Texte intégral
C'est donc un peu comme une photographie de famille avec retardateur que nous sommes en train de faire ensemble aujourd'hui, puisque nous lançons à l'avance, à la fin du mois de mars, un grand événement très attendu de l'été prochain, les fameuses Rencontres d'Arles qui en seront - déjà ! - à leur 41e édition. Après, nous avons tout de même quelques mois pour nous mettre tous ensemble en face de l'objectif...
Cette sorte de calendrier de l'avent du festival n'est pas une simple coquetterie de communication. Elle vise à mettre en lumière la diversité de la programmation de cette année, pour laquelle je félicite chaleureusement François HÉBEL. Mais elle vise aussi à poser clairement les questions que doit affronter la photographie dans le monde contemporain, et d'ores et déjà, à esquisser quelques réponses que nous pouvons y apporter, modestement, mais avec détermination.

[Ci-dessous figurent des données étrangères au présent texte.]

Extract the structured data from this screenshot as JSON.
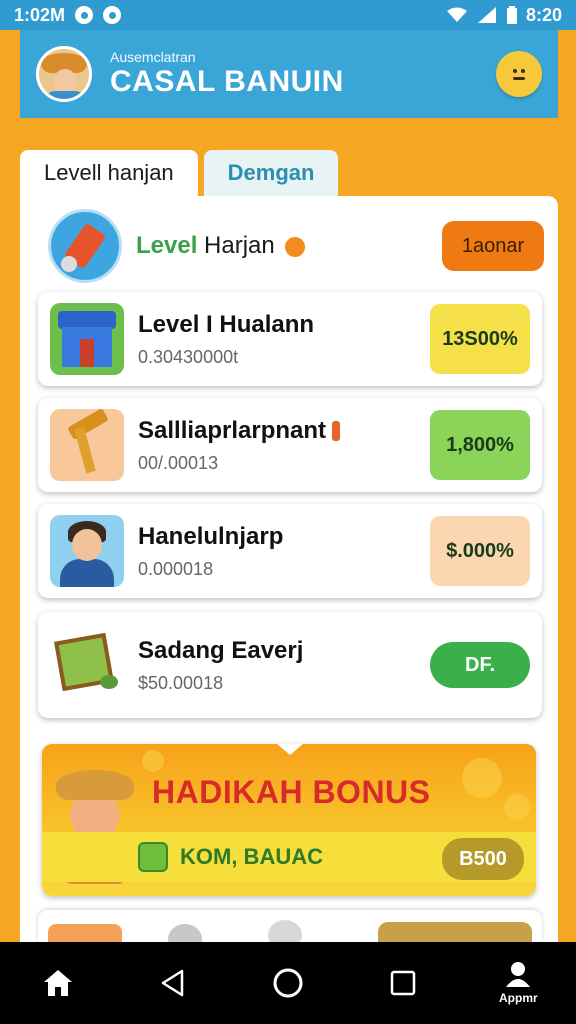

Ces réponses, elles sont forcément et même fortement liées à la capitale française, européenne et mondiale de la photographie que la ville d'Arles a su devenir au fil du temps. Elles sont nécessairement liées à ses « Rencontres » qui en sont le moment fort, celui à la fois où tout s'accélère et où, en un instantané, nous avons en même temps une vision précise de la vitalité du monde de la photographie.
Le grand bouleversement qui met au défi ce champ, comme d'ailleurs la plupart des activités et des industries culturelles, c'est bien sûr la révolution numérique, que j'ai identifiée comme le point nodal de ma conception et de mon action au coeur de la culture et de la communication.
C'est le cas pour le livre, c'est le cas pour le journalisme dans son ensemble et bien sûr tout particulièrement pour le photojournalisme, c'est le cas pour notre patrimoine pictural, nos images animées, et c'est évidemment et presque plus encore le cas pour la photographie : la numérisation a marqué un franchissement de frontière et l'entrée dans un nouveau paradigme tant technologique qu'esthétique, et même éthique. Elle induit une métamorphose radicale de notre rapport à l'image, du
comportement des photographes et de notre comportement de spectateur.
Cette révolution numérique exerce son influence tant sur le patrimoine, que sur la création photographiques.
Elle nous enjoint de répondre à la fois au défi de la conservation et de la valorisation de nos fonds, c'est-à-dire en fait à en repenser l'ordre même, à la manière de ces classements nouveaux qui signalent toujours que des caps épistémologiques et historiques ont été franchis. Je sais que Jean-Noël JEANNENEY, le nouveau Président des Rencontres, où il succède à l'excellent François BARRÉ, est très sensible à cette « concordance des temps » improbable et féconde entre l'instantané du photographe et la « longue durée » chère à l'historien.
Eh bien, je vois deux réponses à ces défis.
La première, c'est bien sûr de créer un creuset de débat et d'échange, un forum à l'antique, une agora photographique, et par bonheur celle-ci existe déjà. Elle se présentera d'ailleurs cette année sous la forme de six « promenades », qui sont, chacun le sait, des moments de méditation et de découverte, à la façon des philosophes de l'antiquité ou encore à la manière des déambulations à la fois circulaires et imaginaires des habitants des anciens cloîtres... À la profusion des images dans le monde contemporain à l'ère numérique, les Rencontres d'Arles répondent par la profusion, mais surtout par la qualité des événements : « cartes blanches » et chambres noires, promenades argentiques et visions « argentines » bien sûr, à l'occasion du bicentenaire de l'indépendance de ce grand pays ami, dont je me réjouis qu'il soit cette année l'invité d'honneur.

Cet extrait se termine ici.